Speaking of nirvana, perhaps the oldest scam in human history is what happens to us after death. Here I am revealing myself once again as an atheist. It’s not that I think I’m better than you if you are a believer. I simply lack the gene or nerve impulse to believe for myself. And as much as I value human life, I—ahem—do not believe we are either eternal or immutable. I believe that we human beings—like all other life on this planet—are the product of undirected evolution, with mutations in our genetic inheritance governing our adaptability to changes in our environment, and with the test of any genetic modification being its usefulness under current conditions. No great spirit made me, is watching out for me, or is directing my steps—except in so far as I hold notions of goodness, propriety, and wisdom in my mind and intention. And no such being stands ready at my death to welcome me home to any kind of eternal bliss, paradise, or heaven.
Nirvana was the Buddha’s response to the eternal return, the cycle of continual rebirth that was embedded in his ancestral Hindu culture. He found the constant juggling with karma—do good in this life and be reborn on a higher plane in the next life; do evil now and suffer for it next time—as oppressive. The whole point of Gautama’s original teaching was that by living as neutral a life as possible, accumulating neither good nor bad karma, you can get off this cycle. And then, when you die, you will simply go out, like a candle. That would be the Buddha’s nirvana—not a place but a release. It makes sense if your cultural tradition was an eternity of coming back to human suffering and judgment under an uncontestable and inhuman rule.

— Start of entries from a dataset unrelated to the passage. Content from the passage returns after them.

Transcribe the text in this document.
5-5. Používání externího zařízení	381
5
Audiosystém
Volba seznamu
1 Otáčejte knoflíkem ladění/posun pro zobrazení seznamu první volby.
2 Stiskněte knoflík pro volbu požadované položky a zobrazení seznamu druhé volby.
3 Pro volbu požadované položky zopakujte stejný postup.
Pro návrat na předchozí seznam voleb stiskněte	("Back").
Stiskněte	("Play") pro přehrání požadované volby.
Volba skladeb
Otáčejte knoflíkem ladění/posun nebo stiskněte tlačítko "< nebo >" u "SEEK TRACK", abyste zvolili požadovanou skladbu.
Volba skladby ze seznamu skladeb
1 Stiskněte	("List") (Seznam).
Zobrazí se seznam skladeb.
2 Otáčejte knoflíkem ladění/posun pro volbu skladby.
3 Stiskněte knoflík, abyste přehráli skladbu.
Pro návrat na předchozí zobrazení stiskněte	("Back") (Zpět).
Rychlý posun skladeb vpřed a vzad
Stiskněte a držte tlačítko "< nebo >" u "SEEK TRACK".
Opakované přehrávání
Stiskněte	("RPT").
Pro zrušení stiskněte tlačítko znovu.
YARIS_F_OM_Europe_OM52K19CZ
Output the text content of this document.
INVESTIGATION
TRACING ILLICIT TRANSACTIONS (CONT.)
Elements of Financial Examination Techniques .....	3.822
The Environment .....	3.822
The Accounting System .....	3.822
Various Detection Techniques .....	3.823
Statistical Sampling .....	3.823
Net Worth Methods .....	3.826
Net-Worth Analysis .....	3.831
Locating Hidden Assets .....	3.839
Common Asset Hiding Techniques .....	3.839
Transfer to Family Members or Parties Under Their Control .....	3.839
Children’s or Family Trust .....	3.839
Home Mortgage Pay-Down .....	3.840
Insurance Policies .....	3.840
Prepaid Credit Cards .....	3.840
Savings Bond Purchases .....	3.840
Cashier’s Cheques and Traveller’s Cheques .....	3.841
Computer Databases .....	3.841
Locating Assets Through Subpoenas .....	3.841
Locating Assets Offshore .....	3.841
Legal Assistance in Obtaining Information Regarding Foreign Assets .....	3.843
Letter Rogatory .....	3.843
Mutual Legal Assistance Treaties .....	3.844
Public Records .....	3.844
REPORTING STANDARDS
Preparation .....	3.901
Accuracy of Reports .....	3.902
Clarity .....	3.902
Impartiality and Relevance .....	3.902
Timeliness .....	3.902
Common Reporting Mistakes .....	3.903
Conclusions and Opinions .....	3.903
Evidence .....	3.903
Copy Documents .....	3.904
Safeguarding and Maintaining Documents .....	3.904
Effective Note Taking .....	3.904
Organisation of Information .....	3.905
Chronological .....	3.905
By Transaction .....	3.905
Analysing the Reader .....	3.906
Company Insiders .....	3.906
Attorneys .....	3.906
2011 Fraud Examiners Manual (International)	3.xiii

But I don’t look forward to being reborn as anything. And after twenty, forty, sixty, eighty, or even ninety years as a human being on this Earth, I don’t expect to take my mind and memory, my innate personality, and go off to an eternity in a heaven or hell, eternal bliss or eternal suffering. I think that, at the end of a useful life, making my way in the world and caring for friends and family, at my death I will simply go out, like a candle. My mind and knowledge, my personality, will dissipate in the disruption of my neural synapses. My body will cease moving, and the lysosomes embedded in each cell will begin enzymatically breaking down the cell’s chemical structure, helping the ever-present bacteria dispose of my physical being. Much as I value human life, at the end of my time on Earth I will have no more usefulness, consciousness, or awareness than a dead squirrel smashed flat on the road. That’s not a nice image, I know—but at that point, I will be beyond caring.
It may be offensive to classify the various competing visions of an afterlife as a scam. Certainly, many people fear death, cannot imagine their own sudden absence, and take comfort in thoughts of eternal bliss and reunion with their departed loved ones. The notion of an afterlife—which usually adheres to some kind of moral teaching and proposed course of thought and belief—can be considered the ultimate carrot enticing you to follow this religion or that. And certainly, the idea of a person having no moral understanding and no personal guide to thought and belief is the grim depiction of a soulless, possibly hedonistic, likely cruel and dangerous human being.2
But yes, in my terms—private and privileged as they may be—belief in any kind of existence beyond this single life is one of the oldest scams, so old that most people don’t think of it as a scam at all. Sorry about that.
1. For those who say that true communism or true socialism hasn’t been tried yet … well, true perpetual motion hasn’t been tried yet, either—because it doesn’t exist in the real world.
2. And yes, I know—and freely acknowledge—that I follow the embedded values of the Judeo-Christian civilization into which I was born and raised. I just don’t happen to believe in the supreme and eternal being who supposedly sits at the center of it.